Systemmanagement mal anders

Das Linux-Softwarehaus Redhat hat ein neues Dienstleistungsangebot für das Systemmanagement vorgestellt. Der Distributor verschiebt damit seinen Schwerpunkt weiter in Richtung IT-Services.

Für eine Jahresgebühr von 120 Dollar überprüft Redhat die Antwortzeiten von Unternehmens-Servern. Damit läßt sich prüfen, ob Datenbanken, Web-Server oder Java-Anwendungen auf Applikations-Servern verfügbar sind. Redhat verwendet dafür Software von NOC Pulse, die jetzt auch im Redhat-Network eingebunden ist.

Damit spricht Redhat nicht nur die eigenen Linux-Server an, sondern auch Distributionen anderer Linux-Hersteller sowie Windows- oder Unix-Systeme. Gehostet wird der Monitor meist auf Redhat-Servern – aber auch eine Satelliten-Version für den Einsatz im eigenen Unternehmen ist verfügbar.

Der Vorstoß von Redhat zeigt, wie stark das Interesse bei Herstellern und Kunden momentan für Management-Software im Linux-Bereich ist. Das Linux-Haus bringt sich damit unter anderem auch gegen Tivoli, Computer Associates und BMC in Stellung.

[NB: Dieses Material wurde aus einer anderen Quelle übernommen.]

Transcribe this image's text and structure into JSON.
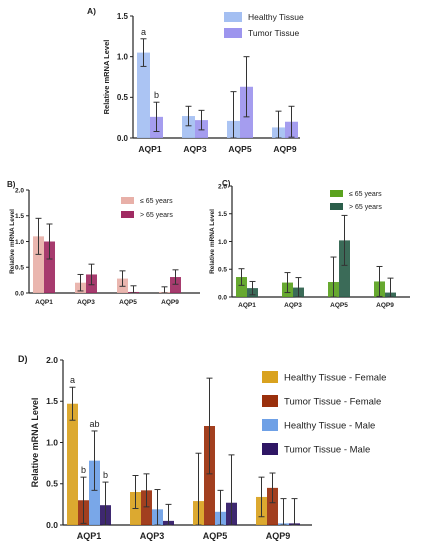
{
  "chart_data": [
    {
      "panel_label": "A)",
      "type": "bar",
      "ylabel": "Relative mRNA Level",
      "ylim": [
        0,
        1.5
      ],
      "yticks": [
        0.0,
        0.5,
        1.0,
        1.5
      ],
      "categories": [
        "AQP1",
        "AQP3",
        "AQP5",
        "AQP9"
      ],
      "legend_placement": "top-right",
      "series": [
        {
          "name": "Healthy Tissue",
          "color": "#a4bff2",
          "values": [
            1.05,
            0.27,
            0.21,
            0.13
          ],
          "errors": [
            0.17,
            0.12,
            0.36,
            0.2
          ]
        },
        {
          "name": "Tumor Tissue",
          "color": "#9d95ee",
          "values": [
            0.26,
            0.22,
            0.63,
            0.2
          ],
          "errors": [
            0.18,
            0.12,
            0.37,
            0.19
          ]
        }
      ],
      "annotations": [
        {
          "category": "AQP1",
          "series": 0,
          "text": "a"
        },
        {
          "category": "AQP1",
          "series": 1,
          "text": "b"
        }
      ]
    },
    {
      "panel_label": "B)",
      "type": "bar",
      "ylabel": "Relative mRNA Level",
      "ylim": [
        0,
        2.0
      ],
      "yticks": [
        0.0,
        0.5,
        1.0,
        1.5,
        2.0
      ],
      "categories": [
        "AQP1",
        "AQP3",
        "AQP5",
        "AQP9"
      ],
      "legend_placement": "top-right",
      "series": [
        {
          "name": "≤ 65 years",
          "color": "#e8b0a8",
          "values": [
            1.1,
            0.2,
            0.28,
            0.02
          ],
          "errors": [
            0.35,
            0.16,
            0.15,
            0.1
          ]
        },
        {
          "name": "> 65 years",
          "color": "#a02a62",
          "values": [
            1.0,
            0.36,
            0.02,
            0.31
          ],
          "errors": [
            0.34,
            0.2,
            0.12,
            0.14
          ]
        }
      ]
    },
    {
      "panel_label": "C)",
      "type": "bar",
      "ylabel": "Relative mRNA Level",
      "ylim": [
        0,
        2.0
      ],
      "yticks": [
        0.0,
        0.5,
        1.0,
        1.5,
        2.0
      ],
      "categories": [
        "AQP1",
        "AQP3",
        "AQP5",
        "AQP9"
      ],
      "legend_placement": "top-right",
      "series": [
        {
          "name": "≤ 65 years",
          "color": "#5aa21e",
          "values": [
            0.36,
            0.26,
            0.27,
            0.28
          ],
          "errors": [
            0.15,
            0.18,
            0.45,
            0.27
          ]
        },
        {
          "name": "> 65 years",
          "color": "#2a5e4a",
          "values": [
            0.16,
            0.17,
            1.02,
            0.08
          ],
          "errors": [
            0.12,
            0.18,
            0.45,
            0.26
          ]
        }
      ]
    },
    {
      "panel_label": "D)",
      "type": "bar",
      "ylabel": "Relative mRNA Level",
      "ylim": [
        0,
        2.0
      ],
      "yticks": [
        0.0,
        0.5,
        1.0,
        1.5,
        2.0
      ],
      "categories": [
        "AQP1",
        "AQP3",
        "AQP5",
        "AQP9"
      ],
      "legend_placement": "right",
      "series": [
        {
          "name": "Healthy Tissue - Female",
          "color": "#d9a21e",
          "values": [
            1.47,
            0.4,
            0.29,
            0.34
          ],
          "errors": [
            0.2,
            0.2,
            0.58,
            0.24
          ]
        },
        {
          "name": "Tumor Tissue - Female",
          "color": "#9a2f0c",
          "values": [
            0.3,
            0.42,
            1.2,
            0.45
          ],
          "errors": [
            0.28,
            0.2,
            0.58,
            0.18
          ]
        },
        {
          "name": "Healthy Tissue - Male",
          "color": "#6ea0e6",
          "values": [
            0.78,
            0.19,
            0.16,
            0.02
          ],
          "errors": [
            0.36,
            0.24,
            0.26,
            0.3
          ]
        },
        {
          "name": "Tumor Tissue - Male",
          "color": "#2e1664",
          "values": [
            0.24,
            0.05,
            0.27,
            0.02
          ],
          "errors": [
            0.28,
            0.2,
            0.58,
            0.3
          ]
        }
      ],
      "annotations": [
        {
          "category": "AQP1",
          "series": 0,
          "text": "a"
        },
        {
          "category": "AQP1",
          "series": 1,
          "text": "b"
        },
        {
          "category": "AQP1",
          "series": 2,
          "text": "ab"
        },
        {
          "category": "AQP1",
          "series": 3,
          "text": "b"
        }
      ]
    }
  ]
}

IBM hat auf der New Yorker Linuxworld gerade erst eine Tivoli-Erweiterung vorgestellt, die Anwendungen im fliegenden Wechsel von abgestürzten Servern auf intakte Systeme herüberziehen kann. Der Administrator kann dann sogar bestimmen, welche Applikationen wie wichtig sind – entsprechend wird die Rettung im Schadensfall priorisiert.

In Zukunft will Redhat auch einen Lizenz-Monitor anbieten, der Auskunft darüber gibt, ob für die im Unternehmen eingesetzte Software ausreichende Lizenzierung zur Verfügung steht.